9 Replies Latest reply on Dec 9, 2005 6:45 PM by Scott Stark

    JBAS-2539 Deadlock in accessing DistributedReplicantManagerI

    Brian Stansberry Master

      Discussion of http://jira.jboss.com/jira/browse/JBAS-2539

      An example of a deadlock this recently contributed to:

      User simultaneously redeploys an ear on both nodes of a 2 node cluster. EAR contains a service that functions like the HASingletonDepoyer -- deploys packages in a folder when it's node is the master.

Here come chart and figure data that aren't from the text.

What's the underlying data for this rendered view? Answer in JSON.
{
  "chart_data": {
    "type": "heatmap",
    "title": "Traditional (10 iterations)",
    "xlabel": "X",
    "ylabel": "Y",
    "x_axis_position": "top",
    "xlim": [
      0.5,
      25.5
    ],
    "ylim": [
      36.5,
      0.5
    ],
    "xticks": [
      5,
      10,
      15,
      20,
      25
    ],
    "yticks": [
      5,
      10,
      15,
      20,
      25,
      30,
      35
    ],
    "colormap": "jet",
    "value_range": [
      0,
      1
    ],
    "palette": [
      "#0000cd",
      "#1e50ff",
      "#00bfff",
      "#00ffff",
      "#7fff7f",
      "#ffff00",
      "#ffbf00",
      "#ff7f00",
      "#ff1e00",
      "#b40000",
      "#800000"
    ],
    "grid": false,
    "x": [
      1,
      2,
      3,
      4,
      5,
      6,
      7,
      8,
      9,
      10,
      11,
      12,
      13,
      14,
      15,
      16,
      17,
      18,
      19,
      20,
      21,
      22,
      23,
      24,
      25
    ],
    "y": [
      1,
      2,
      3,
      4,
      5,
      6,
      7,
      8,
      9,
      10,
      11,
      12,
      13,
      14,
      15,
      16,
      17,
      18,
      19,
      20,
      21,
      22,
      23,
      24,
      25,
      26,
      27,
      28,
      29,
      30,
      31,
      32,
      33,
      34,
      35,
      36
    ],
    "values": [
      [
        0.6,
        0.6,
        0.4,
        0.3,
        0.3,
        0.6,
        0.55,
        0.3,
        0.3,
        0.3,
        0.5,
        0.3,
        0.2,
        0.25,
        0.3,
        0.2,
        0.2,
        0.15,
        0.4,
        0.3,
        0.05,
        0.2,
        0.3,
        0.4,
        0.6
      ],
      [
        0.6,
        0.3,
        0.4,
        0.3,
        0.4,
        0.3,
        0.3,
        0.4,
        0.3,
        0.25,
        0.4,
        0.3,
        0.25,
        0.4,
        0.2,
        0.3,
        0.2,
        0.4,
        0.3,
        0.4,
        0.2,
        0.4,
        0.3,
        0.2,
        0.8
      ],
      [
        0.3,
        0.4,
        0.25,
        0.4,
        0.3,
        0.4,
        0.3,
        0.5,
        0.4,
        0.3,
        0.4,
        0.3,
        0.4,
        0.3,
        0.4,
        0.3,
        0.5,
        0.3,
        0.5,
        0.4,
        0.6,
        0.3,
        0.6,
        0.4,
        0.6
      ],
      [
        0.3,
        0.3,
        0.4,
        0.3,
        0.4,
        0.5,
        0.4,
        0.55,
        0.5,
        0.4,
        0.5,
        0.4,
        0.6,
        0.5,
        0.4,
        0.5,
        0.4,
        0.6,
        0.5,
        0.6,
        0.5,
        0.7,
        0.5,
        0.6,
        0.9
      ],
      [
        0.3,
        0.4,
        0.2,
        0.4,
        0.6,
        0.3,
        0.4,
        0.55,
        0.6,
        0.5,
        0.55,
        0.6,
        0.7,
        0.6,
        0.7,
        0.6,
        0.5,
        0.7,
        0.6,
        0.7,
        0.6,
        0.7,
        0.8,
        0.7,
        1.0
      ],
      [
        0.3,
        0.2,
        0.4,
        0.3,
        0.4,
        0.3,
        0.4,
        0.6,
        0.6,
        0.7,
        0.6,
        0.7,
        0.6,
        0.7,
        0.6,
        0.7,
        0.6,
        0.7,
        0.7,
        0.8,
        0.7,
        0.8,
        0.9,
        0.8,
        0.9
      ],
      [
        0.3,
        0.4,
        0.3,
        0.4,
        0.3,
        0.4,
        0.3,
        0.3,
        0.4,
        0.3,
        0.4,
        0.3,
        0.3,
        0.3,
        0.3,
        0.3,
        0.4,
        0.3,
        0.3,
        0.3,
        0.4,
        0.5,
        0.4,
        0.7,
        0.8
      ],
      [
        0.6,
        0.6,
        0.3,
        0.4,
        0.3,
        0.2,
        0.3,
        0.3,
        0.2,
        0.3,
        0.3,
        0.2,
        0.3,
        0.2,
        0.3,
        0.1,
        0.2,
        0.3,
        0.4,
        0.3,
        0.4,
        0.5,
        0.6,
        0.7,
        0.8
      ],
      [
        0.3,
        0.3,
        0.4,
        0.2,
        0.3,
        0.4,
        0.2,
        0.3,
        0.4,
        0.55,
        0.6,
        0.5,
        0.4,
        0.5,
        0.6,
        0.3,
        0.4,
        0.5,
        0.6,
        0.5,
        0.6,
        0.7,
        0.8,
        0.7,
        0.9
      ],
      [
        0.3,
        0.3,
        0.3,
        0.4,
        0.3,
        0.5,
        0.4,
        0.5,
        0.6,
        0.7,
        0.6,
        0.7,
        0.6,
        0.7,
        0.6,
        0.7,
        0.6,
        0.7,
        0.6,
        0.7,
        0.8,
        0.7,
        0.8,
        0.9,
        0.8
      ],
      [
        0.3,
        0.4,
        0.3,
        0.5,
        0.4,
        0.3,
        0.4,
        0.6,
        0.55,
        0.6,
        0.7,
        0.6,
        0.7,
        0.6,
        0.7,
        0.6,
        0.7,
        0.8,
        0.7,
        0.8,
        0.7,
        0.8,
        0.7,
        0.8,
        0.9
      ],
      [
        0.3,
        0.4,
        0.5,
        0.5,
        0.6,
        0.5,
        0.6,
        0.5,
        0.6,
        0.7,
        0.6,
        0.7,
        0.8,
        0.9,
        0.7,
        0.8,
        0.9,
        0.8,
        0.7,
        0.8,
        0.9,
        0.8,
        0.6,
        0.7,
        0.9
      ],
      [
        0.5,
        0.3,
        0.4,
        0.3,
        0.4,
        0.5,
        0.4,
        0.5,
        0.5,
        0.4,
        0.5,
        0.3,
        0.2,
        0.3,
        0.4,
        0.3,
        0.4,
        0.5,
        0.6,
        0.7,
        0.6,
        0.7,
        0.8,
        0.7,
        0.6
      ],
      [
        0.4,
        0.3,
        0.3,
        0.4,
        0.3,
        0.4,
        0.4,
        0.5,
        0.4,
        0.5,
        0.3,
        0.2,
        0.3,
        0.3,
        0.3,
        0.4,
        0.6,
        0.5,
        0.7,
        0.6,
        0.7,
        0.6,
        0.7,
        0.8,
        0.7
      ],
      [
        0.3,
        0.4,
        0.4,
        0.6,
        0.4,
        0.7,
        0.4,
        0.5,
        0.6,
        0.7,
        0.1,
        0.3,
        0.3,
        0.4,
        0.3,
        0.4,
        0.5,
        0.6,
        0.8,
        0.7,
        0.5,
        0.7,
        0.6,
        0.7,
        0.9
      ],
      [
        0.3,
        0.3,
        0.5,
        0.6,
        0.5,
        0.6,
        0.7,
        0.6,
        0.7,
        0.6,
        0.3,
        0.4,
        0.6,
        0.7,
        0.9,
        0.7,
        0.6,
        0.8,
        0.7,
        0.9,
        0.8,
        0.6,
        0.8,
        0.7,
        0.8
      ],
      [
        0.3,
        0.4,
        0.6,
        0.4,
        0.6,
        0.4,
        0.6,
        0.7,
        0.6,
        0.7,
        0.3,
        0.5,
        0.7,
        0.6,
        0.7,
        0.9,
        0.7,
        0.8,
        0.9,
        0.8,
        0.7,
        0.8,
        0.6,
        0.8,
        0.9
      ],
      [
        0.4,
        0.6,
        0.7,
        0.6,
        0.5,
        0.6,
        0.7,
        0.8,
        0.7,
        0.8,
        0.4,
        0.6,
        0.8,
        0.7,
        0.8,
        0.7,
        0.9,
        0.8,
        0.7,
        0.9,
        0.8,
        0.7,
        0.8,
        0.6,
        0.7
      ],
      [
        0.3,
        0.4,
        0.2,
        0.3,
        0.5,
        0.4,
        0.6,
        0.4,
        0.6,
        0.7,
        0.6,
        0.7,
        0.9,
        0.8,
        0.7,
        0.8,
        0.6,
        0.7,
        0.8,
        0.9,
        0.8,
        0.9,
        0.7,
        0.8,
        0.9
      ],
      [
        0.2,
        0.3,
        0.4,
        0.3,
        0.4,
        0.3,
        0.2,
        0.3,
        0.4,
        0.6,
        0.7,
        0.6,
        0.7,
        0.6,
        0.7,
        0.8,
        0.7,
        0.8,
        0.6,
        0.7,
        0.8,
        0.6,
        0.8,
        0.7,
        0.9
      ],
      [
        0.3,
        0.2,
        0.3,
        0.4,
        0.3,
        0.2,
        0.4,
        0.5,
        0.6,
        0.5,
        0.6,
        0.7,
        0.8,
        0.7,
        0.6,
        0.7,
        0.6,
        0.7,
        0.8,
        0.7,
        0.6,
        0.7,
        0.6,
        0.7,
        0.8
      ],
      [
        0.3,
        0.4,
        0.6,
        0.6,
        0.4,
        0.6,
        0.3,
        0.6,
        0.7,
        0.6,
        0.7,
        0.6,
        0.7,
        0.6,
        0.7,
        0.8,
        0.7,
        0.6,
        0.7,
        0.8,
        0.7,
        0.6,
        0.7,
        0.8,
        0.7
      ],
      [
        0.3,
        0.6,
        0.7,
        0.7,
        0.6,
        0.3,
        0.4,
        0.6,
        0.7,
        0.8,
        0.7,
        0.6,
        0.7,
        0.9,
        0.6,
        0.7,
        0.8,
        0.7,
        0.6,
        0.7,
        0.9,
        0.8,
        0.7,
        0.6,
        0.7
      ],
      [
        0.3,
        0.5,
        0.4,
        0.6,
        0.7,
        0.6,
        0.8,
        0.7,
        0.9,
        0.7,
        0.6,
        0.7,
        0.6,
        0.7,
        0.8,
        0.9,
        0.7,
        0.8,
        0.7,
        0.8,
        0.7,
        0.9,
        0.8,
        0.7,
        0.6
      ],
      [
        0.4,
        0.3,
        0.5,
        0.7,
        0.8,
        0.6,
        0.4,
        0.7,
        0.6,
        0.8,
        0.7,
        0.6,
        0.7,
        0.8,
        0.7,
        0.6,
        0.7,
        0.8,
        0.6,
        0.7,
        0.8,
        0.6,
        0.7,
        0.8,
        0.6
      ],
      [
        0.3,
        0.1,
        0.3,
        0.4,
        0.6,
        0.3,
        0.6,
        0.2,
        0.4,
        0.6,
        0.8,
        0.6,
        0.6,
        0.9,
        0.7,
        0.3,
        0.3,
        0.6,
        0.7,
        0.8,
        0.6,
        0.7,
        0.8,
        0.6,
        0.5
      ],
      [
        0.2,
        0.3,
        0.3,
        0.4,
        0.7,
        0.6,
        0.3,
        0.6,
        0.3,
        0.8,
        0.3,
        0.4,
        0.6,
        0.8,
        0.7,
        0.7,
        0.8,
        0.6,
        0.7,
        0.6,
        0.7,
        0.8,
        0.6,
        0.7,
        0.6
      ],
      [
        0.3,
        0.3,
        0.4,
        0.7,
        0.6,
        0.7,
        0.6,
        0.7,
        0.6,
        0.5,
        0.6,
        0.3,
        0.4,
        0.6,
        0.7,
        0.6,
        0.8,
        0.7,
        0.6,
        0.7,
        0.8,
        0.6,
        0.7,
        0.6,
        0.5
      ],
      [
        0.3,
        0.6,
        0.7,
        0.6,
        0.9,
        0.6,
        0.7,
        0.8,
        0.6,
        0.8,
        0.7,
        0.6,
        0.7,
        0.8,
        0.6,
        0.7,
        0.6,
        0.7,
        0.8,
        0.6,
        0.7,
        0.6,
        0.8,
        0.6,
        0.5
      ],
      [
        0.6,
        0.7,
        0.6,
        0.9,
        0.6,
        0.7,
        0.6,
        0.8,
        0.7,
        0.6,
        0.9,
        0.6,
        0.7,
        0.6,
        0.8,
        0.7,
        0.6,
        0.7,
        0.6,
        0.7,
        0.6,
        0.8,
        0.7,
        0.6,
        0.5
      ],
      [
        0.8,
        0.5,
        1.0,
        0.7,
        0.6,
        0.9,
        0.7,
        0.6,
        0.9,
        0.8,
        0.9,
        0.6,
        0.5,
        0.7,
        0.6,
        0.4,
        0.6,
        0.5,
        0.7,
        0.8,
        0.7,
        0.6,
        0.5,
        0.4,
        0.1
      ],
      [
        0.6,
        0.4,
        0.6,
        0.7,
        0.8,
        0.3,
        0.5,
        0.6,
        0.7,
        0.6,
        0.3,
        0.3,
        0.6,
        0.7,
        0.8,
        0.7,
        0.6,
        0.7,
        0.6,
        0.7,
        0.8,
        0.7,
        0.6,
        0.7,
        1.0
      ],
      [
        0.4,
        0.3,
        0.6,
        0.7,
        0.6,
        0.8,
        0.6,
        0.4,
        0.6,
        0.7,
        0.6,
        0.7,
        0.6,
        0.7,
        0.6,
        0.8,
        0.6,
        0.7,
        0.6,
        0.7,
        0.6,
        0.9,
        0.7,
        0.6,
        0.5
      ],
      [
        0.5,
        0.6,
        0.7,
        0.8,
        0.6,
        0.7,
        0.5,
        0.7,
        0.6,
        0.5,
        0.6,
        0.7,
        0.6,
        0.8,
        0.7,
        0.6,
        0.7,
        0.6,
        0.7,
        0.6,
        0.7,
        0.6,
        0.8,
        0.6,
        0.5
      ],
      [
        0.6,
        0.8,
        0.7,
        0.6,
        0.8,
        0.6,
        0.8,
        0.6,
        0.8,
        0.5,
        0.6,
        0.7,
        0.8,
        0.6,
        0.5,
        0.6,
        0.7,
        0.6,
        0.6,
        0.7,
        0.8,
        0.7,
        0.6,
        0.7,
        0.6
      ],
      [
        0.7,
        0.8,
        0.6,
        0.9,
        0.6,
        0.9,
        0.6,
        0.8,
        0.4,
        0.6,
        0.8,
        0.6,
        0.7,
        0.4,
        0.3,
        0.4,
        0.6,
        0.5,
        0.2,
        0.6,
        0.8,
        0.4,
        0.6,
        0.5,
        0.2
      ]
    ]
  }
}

      1) Node A is undeploying the EAR, sends a message to Node B telling it that the deployer service is removed.
      2) Node B has already redeployed the service and is busy deploying other packages in the EAR.
      3) Node B receive's A's removal message on the JGroups message handler thread and notifies the HASingletonController for its copy of the deployer service. The controller decides the local service is master. It begins deploying packages. Within the sync block in notifyKeyListeners().
      4) Now there are two threads on B simultaneously doing deployments -- the regular scanner thread, and the message handler thread from JGroups.
      5) org.jboss.system.ServiceController prevents concurrent threads doing deployments, so the JGroups thread blocks until the normal deployments are done.
      6) Normal deployments can't finish because they can't register themselves with DRM as listeners, because the JGroups thread holds the monitor on the collection. Deadlock.

      I propose to attack this in 2 stages. As I commented in the JIRA issue, the synchronization in notifyKeyListeners is both serializing the use of the method and coordinating the access to the listener collection. So...

      1) Change the way the use of the method is serialized by making the method synchronized or blocking on a mutex. The entire method is basically inside the sync block anyway. Of course add a fat comment. Then synchronize on the listener collection only long enough to copy out a list of callees.

      2) At some later point, determine if the calls to the method need to be serialized. If not, remove that synchronization.

      The first fix will help with the *exact* issue detailed above, although I would expect their code would deadlock at some future point as well.